What kind of support can small businesses get when they decide to sign up with Pennee?
One complaint common to small businesses is the inability to access much-needed loans to scale and grow their operations. Pennee is solving this by giving them asset-based loans and overdrafts.
“We don’t want that kind of situation where someone presents the business to secure the loan, and spend it on something else. Any loan we are giving has to go straight into the business, buying assets, restocking etc, and our target is to improve your productivity so that you can easily repay,” Kunu said.
Sales and inventory management is also part of the package Pennee offers. With Pennee, small businesses can automate accounting, store transaction history, and download financial statements. This takes the huge burden of organising the books off business owners so that they can focus on running the business. Pennee also provides them with a mobile wallet for transactions, backed by Providus bank, and allows them to receive payments via transfers and cards.
“You might not be able to open a corporate account due to stringent requirements but you can open a corporate wallet with Pennee easily, and over time, have access to loans and overdrafts. You can save in your NUBAN assigned wallets and earn interests,” she explained.
Another critical support the business owners get is business intelligence and analytics which equips them to make better decisions.
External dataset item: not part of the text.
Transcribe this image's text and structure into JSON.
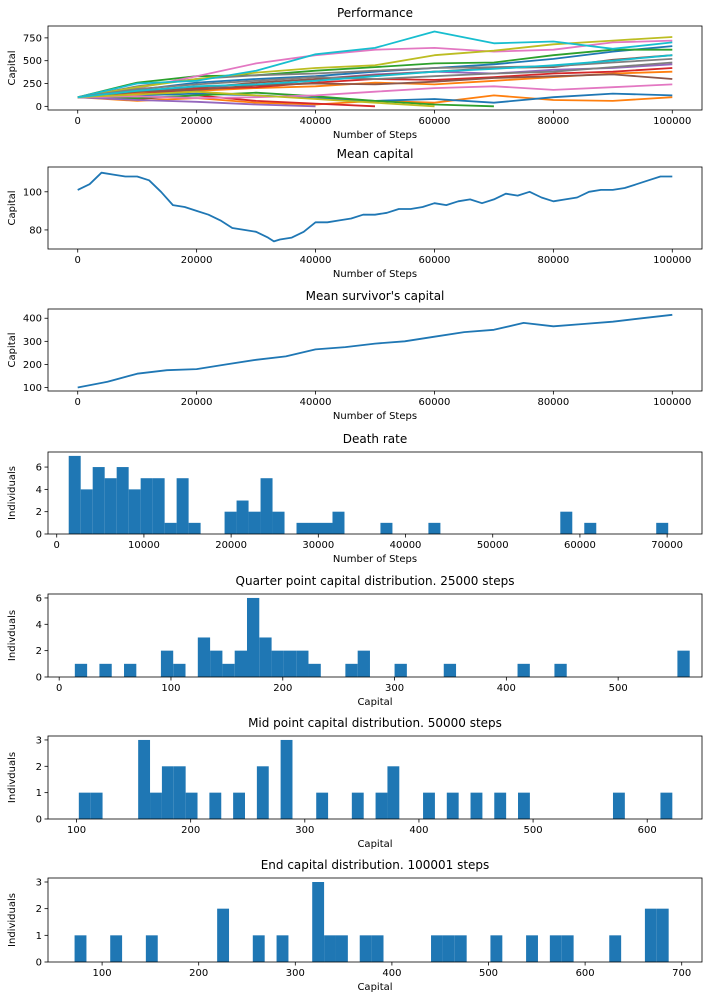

They can understand where their customers are coming from, where and when they make the most sales, how to target their ads, what products need to be purchased in larger quantities; and make decisions based on these, instead of randomly guessing their way through and groping in the dark.
There is also customer relationship management where Pennee helps businesses acquire customer information and use it to better manage the customers. They also get access to lots of resources that guide them through everyday business challenges.
“The core target is to help business owners become more business savvy, make better decisions and have the resources to actually grow the business.”
The money story
When Pennee started in 2019, the loans for business owners were sourced via peer-to-peer funding, where those with excess money supported those in need. In spite of the COVID-19 challenges of 2020, this model remained solid and most business owners adapted to the new normal quickly, moving their businesses online and selling items that were in high demand.
To support the peer-to-peer model, Pennee also keeps a decent 80:20% ratio on wallet deposits and transactions which is used to give asset-based loans and overdrafts to these businesses.
The company is also currently raising a seed round to get more funding and Kunu says, “Sustainability and scalability are some things investors look out for, and we have proven that we can execute what we are saying. I think this is what investors will be looking out for. We are also on the lookout for investors that really get our vision and want to be a part of it.”
Pennee intends to be serving 1 million businesses across Africa within the next five years since the small business challenge is common to developing economies.